Numa noite quente acordou com uma dor constante na parte inferior da barriga. Tentou urinar e não conseguiu. Foi levado às pressas ao hospital da cidade. E ali chegou com a bexiga estourando. Foi aliviado por um enfermeiro acostumado a atender casos como aquele. Foi operado de próstata. Com relativo sucesso. Mas, como acontece em vezes tantas, a urina não controlava. E urinava na roupa, que cheirava sempre mal.

A partir de aí a saúde o abandonou de vez.

Voluntarioso não se permitiu mudar da roça para a cidade. Continuou ali mesmo.
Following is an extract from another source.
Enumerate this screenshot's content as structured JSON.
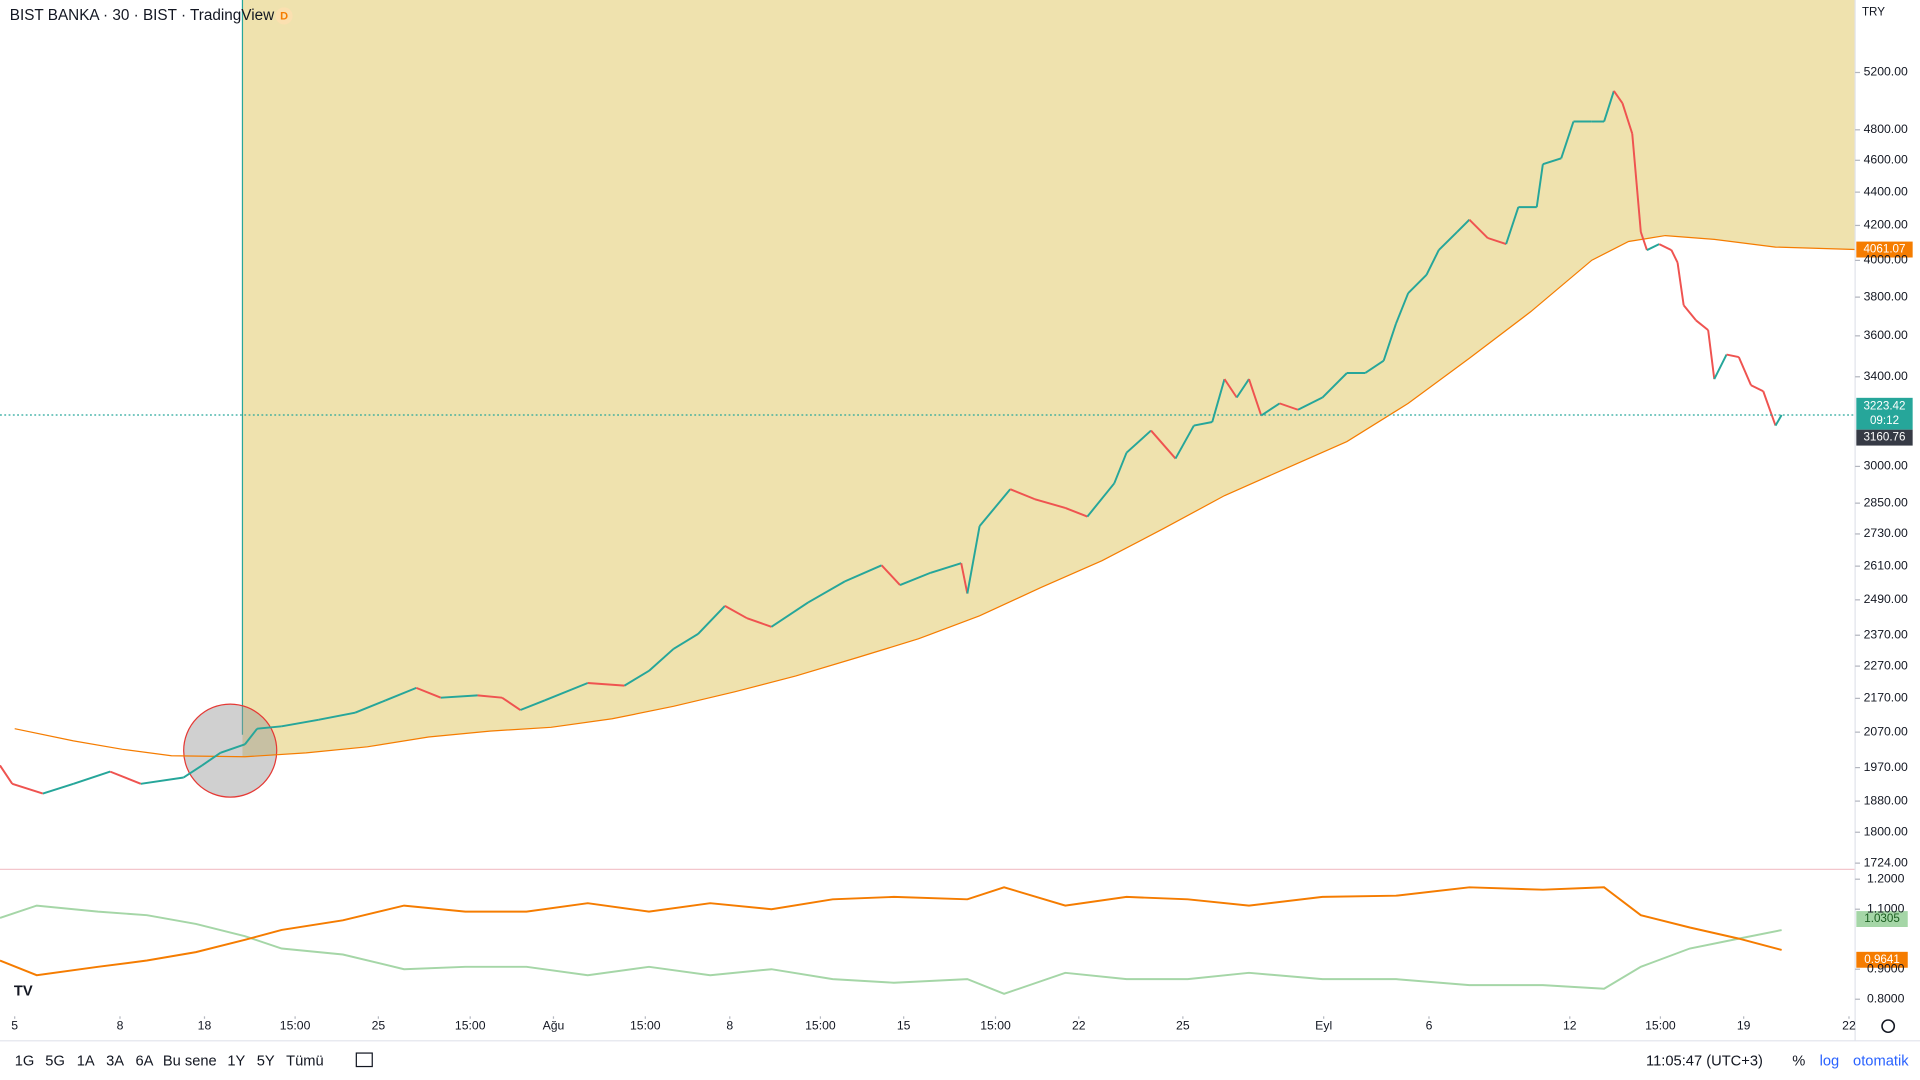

Entre seus bichos de estimação.

Aos mais de sessenta, vivendo como podia, com a coluna vergada prum lado, o coração apanhava mais que batia, os amigos a ele indicaram uma senhora vizinha de circunstância.

Dona Mariana era a pedra preciosa que faltava em seu porta jóia vazio.

Ela não era nem feia nem formosa ao desvario. Faltava alguma coisa naquela mulher envelhecida precocemente. Talvez, com uma dentadura nova, com um Botox aqui, uma tintura nos cabelos brancos, em verdade ficasse como era antes. Em plena mocidade juvenil.

Mas Dona Mariana era tão boa que sua falta de atrativos não pesava tanto na balança. Eram tantas qualidades que ninguém dizia inverdades de sua santidade e pureza d’alma.

Foi um achado a hora que aquela grande dama apareceu na vida solitária do Seu Manuel.

A partir de então, vivendo juntos, não na mesma cama, a vida voltou a brilhar na opacidade dos dias do solitário Manoel.

Mariana cozinhava com desenvoltura. Lavava e passava como ninguém. Na hora de dormir era ela quem cobria o parceiro. E o beijava fraternalmente desejando-lhe bons sonhos.

Já aos setenta nada mais restava daquele homem jovem. Seu Manoel precisava usar muletas para deambular. Os dentes se foram para sempre. A linda cabelereira branca acabou perdendo os fios. Rugas e mais delas sulcavam-lhe a face crispada pelos anos.

Dona Mariana, esposa feita dedicada, amava, à sua maneira, aquele ancião sempre acostumado a viver só. Pensando nada lhe faltar. Até a velhice chegar.

Era uma segunda-feira. Finado fevereiro. Dona Mariana, como de costume, ajudou ao parceiro se levantar. Levou-o cuidadosamente ao cômodo de banhos. A primeira refeição do dia foi a derradeira na vida do casal. Duas horas depois o velho Manoel se despediu da vida e subiu aos céus.  Ainda escorado pelos ombros de sua Mariana. Sua escora, sua bengala, seu amparo, para um lugar melhor.

Todos temos de ter uma Mariana em nossas vidas. Nossas escoras, nossos pontos de apoio, pontos crucias em nossos dias, primordialmente quando a mocidade deixar de existir. Hoje estamos bem. Quem sabe do amanhã? Nem desejo vaticinar.